履行の着手有と判断される場合は、手付金放棄による解除が認められません。
契約違反による解除となり、違約金を支払う必要が生じます。
※個人間売買の場合は手付解除期日を両者の間で設定します。
契約違反による解除の場合は?
こちらが契約書に記載される内容です。
2.違約金の支払い、清算は次のとおり行います。
(1)売主が違約した場合、売主は買主に対し、すみやかに受領済みの金員(手付金等)を無利息にて返還するとともに、違約金を支払います。
(2)買主が違約をした場合、違約金が支払い済みの金員を上回るときは、買主は、売主に対し、すみやかにその差額を支払い、支払い済みの金員が違約金を上回るときは、売主は、買主に対し、受領済みの金員から違約金相当額を控除して、すみやかに残額を無利息にて返還します。

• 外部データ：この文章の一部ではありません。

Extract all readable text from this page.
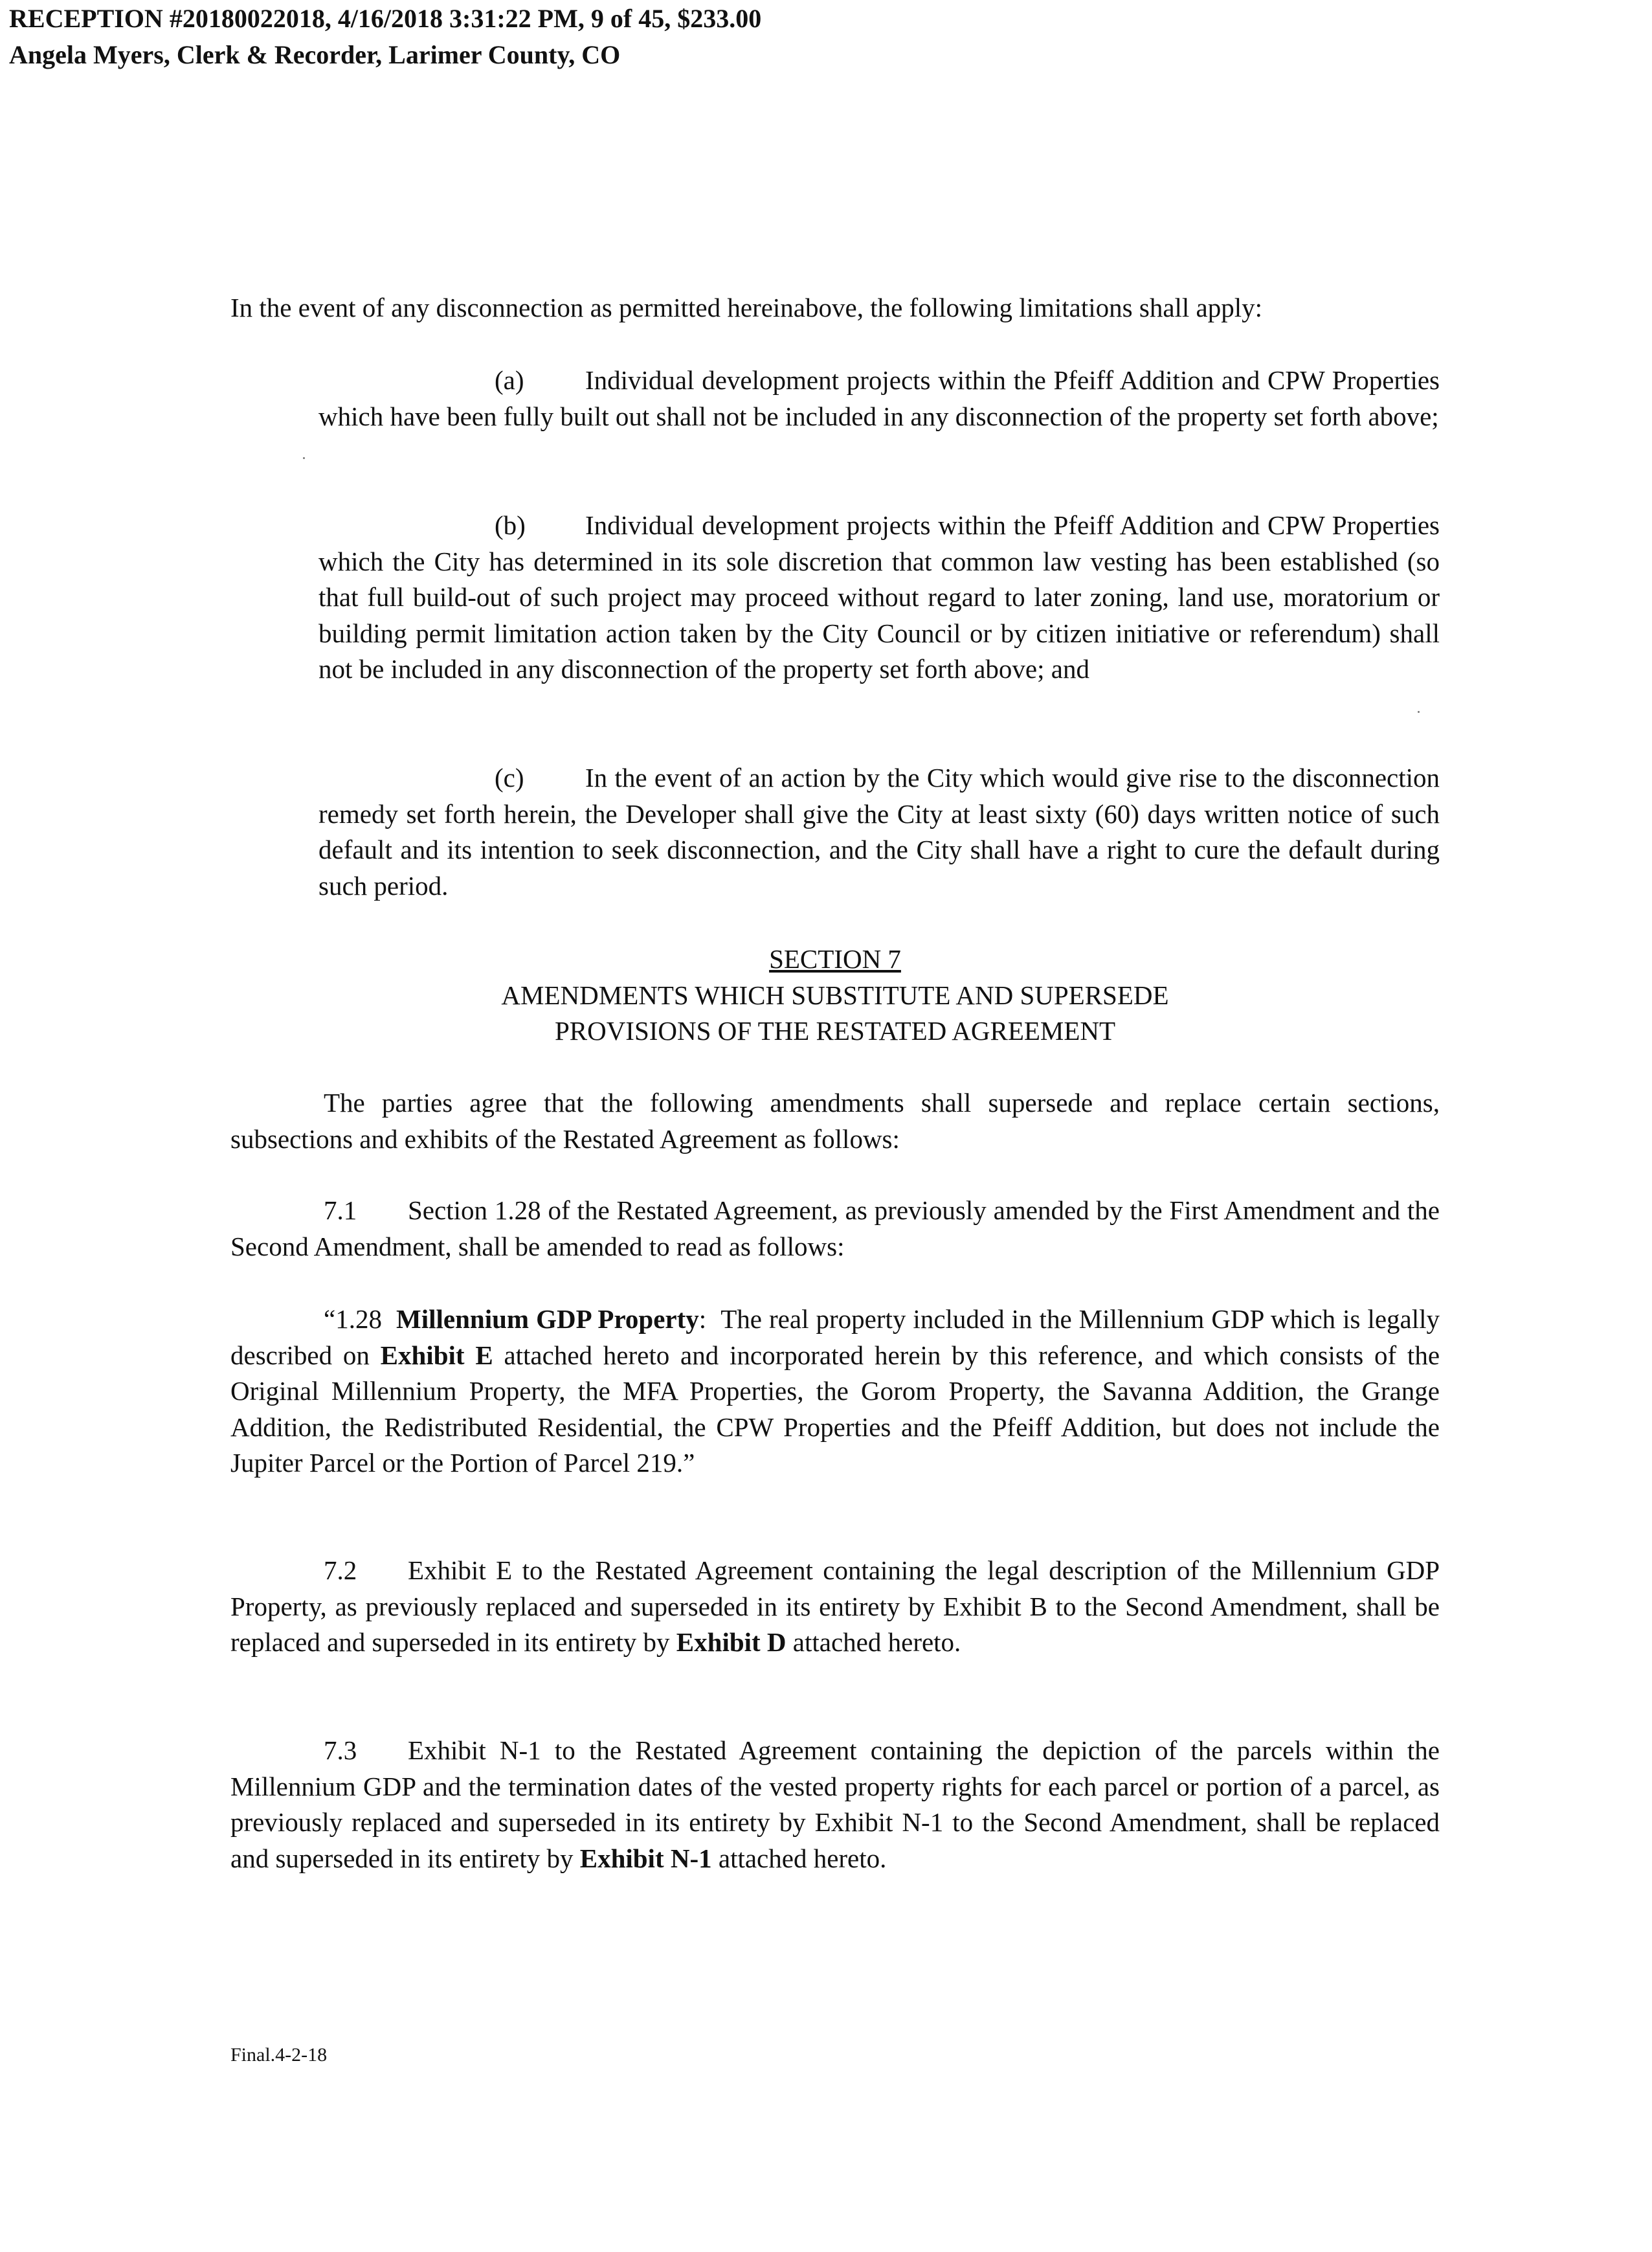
RECEPTION #20180022018, 4/16/2018 3:31:22 PM, 9 of 45, $233.00
Angela Myers, Clerk & Recorder, Larimer County, CO
In the event of any disconnection as permitted hereinabove, the following limitations shall apply:
(a) Individual development projects within the Pfeiff Addition and CPW Properties which have been fully built out shall not be included in any disconnection of the property set forth above;
(b) Individual development projects within the Pfeiff Addition and CPW Properties which the City has determined in its sole discretion that common law vesting has been established (so that full build-out of such project may proceed without regard to later zoning, land use, moratorium or building permit limitation action taken by the City Council or by citizen initiative or referendum) shall not be included in any disconnection of the property set forth above; and
(c) In the event of an action by the City which would give rise to the disconnection remedy set forth herein, the Developer shall give the City at least sixty (60) days written notice of such default and its intention to seek disconnection, and the City shall have a right to cure the default during such period.
SECTION 7
AMENDMENTS WHICH SUBSTITUTE AND SUPERSEDE
PROVISIONS OF THE RESTATED AGREEMENT
The parties agree that the following amendments shall supersede and replace certain sections, subsections and exhibits of the Restated Agreement as follows:
7.1 Section 1.28 of the Restated Agreement, as previously amended by the First Amendment and the Second Amendment, shall be amended to read as follows:
“1.28 Millennium GDP Property: The real property included in the Millennium GDP which is legally described on Exhibit E attached hereto and incorporated herein by this reference, and which consists of the Original Millennium Property, the MFA Properties, the Gorom Property, the Savanna Addition, the Grange Addition, the Redistributed Residential, the CPW Properties and the Pfeiff Addition, but does not include the Jupiter Parcel or the Portion of Parcel 219.”
7.2 Exhibit E to the Restated Agreement containing the legal description of the Millennium GDP Property, as previously replaced and superseded in its entirety by Exhibit B to the Second Amendment, shall be replaced and superseded in its entirety by Exhibit D attached hereto.
7.3 Exhibit N-1 to the Restated Agreement containing the depiction of the parcels within the Millennium GDP and the termination dates of the vested property rights for each parcel or portion of a parcel, as previously replaced and superseded in its entirety by Exhibit N-1 to the Second Amendment, shall be replaced and superseded in its entirety by Exhibit N-1 attached hereto.
Final.4-2-18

違約金は売買代金の10%~20%に設定されるのが一般的です。
例えば物件価格が6,000万円の場合、10%の場合は600万円の違約金がかかってしまいます。
とても大きい損失ですよね。
違約解除するなら新築未入居として売却
手付解除ができない場合、引き渡しを受けて売却する方が損失が少ない可能性もあります。
この場合重要なことは未入居にすること。
建物建築後1年までであれば新築未入居として売りに出せます。
立地やマンションのグレード、お部屋(階数・間取り等)にもよりますが、完成後の方が高く売れる物件も都内では珍しくありません。
もちろん購入した価格よりも下がる可能性もあるので、慎重に検討する必要があるでしょう。
新型コロナウイルスの影響で工期大幅遅れの影響
メディアでは「晴海フラッグ」関連のニュースが目立ちますが、新型コロナウイルスの影響で「建材・住宅設備」の部品の生産が滞り、物件の引き渡しに影響が出ることが懸念されています。他人事だといってられません。
東京が「ロックダウン」となったら、工事もストップするでしょう。
では、すでに契約済みのケースで突如「引き渡し期日が半年遅れます。」と連絡が来た場合、補償はあるのでしょうか?
仮に半年遅れた場合、その間の家賃だったり子供の学校に合わせて購入していたとすると大変なことになりますよね。
契約書にはこう書かれています。
これにより、引渡時期が延期されても買主は売主に対して何ら異議、金員の減額を申し立てしないものとします。
ということは?新型コロナウイルスの影響で引渡時期が延長になっても買主は了承せざるを得ないのです。
今、新築マンションの販売スケジュールを事業主が続々と延期にしてます。
さすがに引渡予定が2~3年後のマンションを今買おうとする人は少ないでしょうからね。
新型コロナウイルス感染拡大が1日でも早く収束することを願います。